I'm self-studying Bayesian Data Analysis by Gelman et al. and I'm struggling to understand the solution to exercise 2.7a. The question:
For the binomial likelihood, $y\sim Bin(n, \theta)$, show that $p(\theta) \propto \theta^{-1}(1-\theta)^{-1}$ is the uniform prior distribution for the natural parameter of the exponential family.
What I understand:
Per the question -- the natural parameter = $\phi = log(\frac{\theta}{1-\theta})$. So, $p_\phi(\phi)$ needs to be uniformly distributed. I need to show that setting $p_\theta(\theta) \propto \theta^{-1}(1-\theta)^{-1}$ results in a uniform distribution on $p_\phi$.
The solution per Gelman's website:
$q(\theta)=|\frac{d}{d\theta}log(\frac{\theta}{1-\theta})|p(\frac{e^{\phi}}{1+e^{\phi}}) \propto \theta^{-1}(1-\theta)^{-1}$
and $\frac{e^{\phi}}{1+e^{\phi}} = \theta$.
Earlier in the text we're given that $p_v(v)=|J|p_u(f^{-1}(v))$ is how one transforms a continuous R.V.

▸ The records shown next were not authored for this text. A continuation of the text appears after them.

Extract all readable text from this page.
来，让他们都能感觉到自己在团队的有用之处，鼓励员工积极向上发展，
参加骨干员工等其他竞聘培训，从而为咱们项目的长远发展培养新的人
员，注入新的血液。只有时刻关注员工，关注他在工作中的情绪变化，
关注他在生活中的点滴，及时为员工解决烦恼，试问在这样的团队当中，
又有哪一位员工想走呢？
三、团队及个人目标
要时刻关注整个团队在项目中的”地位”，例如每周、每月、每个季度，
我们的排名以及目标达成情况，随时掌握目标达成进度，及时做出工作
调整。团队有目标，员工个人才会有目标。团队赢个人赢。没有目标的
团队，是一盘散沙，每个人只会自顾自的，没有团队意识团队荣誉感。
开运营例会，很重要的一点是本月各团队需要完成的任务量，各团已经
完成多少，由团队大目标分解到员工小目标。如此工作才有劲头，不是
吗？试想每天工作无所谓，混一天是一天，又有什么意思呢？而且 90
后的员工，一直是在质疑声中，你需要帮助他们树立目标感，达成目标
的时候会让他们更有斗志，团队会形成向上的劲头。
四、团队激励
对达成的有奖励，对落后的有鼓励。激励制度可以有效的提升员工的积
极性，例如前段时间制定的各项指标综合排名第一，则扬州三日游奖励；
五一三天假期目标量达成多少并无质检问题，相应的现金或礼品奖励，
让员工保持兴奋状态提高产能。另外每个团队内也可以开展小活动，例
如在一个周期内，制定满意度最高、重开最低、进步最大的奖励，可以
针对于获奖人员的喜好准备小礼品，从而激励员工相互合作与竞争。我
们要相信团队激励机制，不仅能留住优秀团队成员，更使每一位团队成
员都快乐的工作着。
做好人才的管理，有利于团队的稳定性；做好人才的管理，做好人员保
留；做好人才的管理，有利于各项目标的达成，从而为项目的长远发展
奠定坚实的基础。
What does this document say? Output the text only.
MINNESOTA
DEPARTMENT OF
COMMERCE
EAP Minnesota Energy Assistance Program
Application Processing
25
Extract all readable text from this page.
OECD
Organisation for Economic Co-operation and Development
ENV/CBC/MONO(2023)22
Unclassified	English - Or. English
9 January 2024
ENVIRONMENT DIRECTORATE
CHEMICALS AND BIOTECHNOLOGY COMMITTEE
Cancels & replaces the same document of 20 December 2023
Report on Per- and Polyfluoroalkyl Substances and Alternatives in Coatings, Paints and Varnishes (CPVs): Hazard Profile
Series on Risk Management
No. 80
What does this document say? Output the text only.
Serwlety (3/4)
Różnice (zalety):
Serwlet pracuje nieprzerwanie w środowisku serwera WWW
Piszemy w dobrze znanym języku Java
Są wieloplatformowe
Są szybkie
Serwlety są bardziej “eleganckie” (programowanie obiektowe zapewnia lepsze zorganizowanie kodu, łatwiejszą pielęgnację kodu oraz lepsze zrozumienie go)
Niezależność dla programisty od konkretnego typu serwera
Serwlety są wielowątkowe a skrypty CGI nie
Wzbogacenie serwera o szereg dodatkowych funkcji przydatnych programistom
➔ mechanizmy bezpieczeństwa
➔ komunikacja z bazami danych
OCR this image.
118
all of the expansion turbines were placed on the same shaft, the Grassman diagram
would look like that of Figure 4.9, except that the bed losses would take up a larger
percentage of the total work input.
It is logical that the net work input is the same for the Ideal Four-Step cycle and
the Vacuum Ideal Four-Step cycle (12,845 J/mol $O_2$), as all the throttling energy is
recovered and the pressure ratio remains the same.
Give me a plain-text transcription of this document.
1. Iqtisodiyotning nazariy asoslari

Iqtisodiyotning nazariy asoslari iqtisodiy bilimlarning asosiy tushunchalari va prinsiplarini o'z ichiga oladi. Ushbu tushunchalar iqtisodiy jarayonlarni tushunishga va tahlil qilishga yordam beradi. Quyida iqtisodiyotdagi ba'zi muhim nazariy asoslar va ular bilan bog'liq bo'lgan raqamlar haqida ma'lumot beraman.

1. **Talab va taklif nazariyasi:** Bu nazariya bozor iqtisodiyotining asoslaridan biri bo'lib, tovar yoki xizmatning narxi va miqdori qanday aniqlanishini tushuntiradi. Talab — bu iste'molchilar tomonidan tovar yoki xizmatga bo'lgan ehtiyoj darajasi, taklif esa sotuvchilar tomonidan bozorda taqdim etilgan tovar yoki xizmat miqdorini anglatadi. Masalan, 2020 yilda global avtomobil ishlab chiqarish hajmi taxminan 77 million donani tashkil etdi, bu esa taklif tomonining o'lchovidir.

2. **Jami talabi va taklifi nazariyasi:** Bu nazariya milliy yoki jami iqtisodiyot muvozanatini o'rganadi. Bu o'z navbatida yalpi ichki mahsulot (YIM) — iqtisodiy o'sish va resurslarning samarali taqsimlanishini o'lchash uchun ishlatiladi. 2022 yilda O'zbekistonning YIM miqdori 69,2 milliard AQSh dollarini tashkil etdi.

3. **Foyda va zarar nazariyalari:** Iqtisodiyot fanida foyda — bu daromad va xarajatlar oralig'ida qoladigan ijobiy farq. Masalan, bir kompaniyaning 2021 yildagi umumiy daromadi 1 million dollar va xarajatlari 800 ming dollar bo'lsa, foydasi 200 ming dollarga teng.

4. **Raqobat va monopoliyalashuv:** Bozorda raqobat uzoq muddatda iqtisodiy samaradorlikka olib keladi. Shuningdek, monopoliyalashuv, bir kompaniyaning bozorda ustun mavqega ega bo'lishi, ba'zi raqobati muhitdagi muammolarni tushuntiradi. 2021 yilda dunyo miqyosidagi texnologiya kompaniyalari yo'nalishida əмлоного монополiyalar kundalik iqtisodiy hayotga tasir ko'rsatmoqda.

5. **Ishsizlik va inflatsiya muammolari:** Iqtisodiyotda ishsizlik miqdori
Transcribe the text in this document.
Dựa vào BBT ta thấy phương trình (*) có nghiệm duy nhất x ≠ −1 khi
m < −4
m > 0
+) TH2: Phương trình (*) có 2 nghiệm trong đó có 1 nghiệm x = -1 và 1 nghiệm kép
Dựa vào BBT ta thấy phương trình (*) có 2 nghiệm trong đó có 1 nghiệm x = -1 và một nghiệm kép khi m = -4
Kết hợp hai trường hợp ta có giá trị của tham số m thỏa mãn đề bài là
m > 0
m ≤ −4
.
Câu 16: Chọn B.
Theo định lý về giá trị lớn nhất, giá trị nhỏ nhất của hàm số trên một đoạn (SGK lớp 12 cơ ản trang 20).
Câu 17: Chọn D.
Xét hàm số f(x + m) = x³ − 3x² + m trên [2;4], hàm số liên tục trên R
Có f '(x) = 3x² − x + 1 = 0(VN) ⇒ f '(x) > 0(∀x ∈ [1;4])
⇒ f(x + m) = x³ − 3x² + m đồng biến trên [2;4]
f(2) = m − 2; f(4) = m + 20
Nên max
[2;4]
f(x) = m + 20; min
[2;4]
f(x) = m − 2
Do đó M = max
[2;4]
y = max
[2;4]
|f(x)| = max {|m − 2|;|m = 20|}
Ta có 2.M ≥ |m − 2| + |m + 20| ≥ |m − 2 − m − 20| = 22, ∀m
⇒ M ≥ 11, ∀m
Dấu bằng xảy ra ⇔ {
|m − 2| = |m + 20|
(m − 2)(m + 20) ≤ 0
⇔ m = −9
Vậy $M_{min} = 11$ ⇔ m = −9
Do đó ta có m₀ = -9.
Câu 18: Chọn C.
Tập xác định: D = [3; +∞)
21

My reading of the above solution, transforming it to fit the formula above, we have $v = \phi, u = \theta$, because $f^{-1}$ here is $\frac{e^\phi}{1 + e^\phi}$, so the $p_u$ on the right takes values of $\theta$. The derivative is equal to the proposed prior, so we get the term on the right of the solution if $p(\theta) = 1$. But that doesn't answer the question, as I've understood it. Also, $q(\theta)$ on the left, takes $\theta$ as an argument, so we have two parts of this taking $\theta$ when it should be one on the right or the left. So the solution makes no sense to me. Is the answer as given on Gelman's website correct? Where am I misunderstanding what the answer is supposed to show?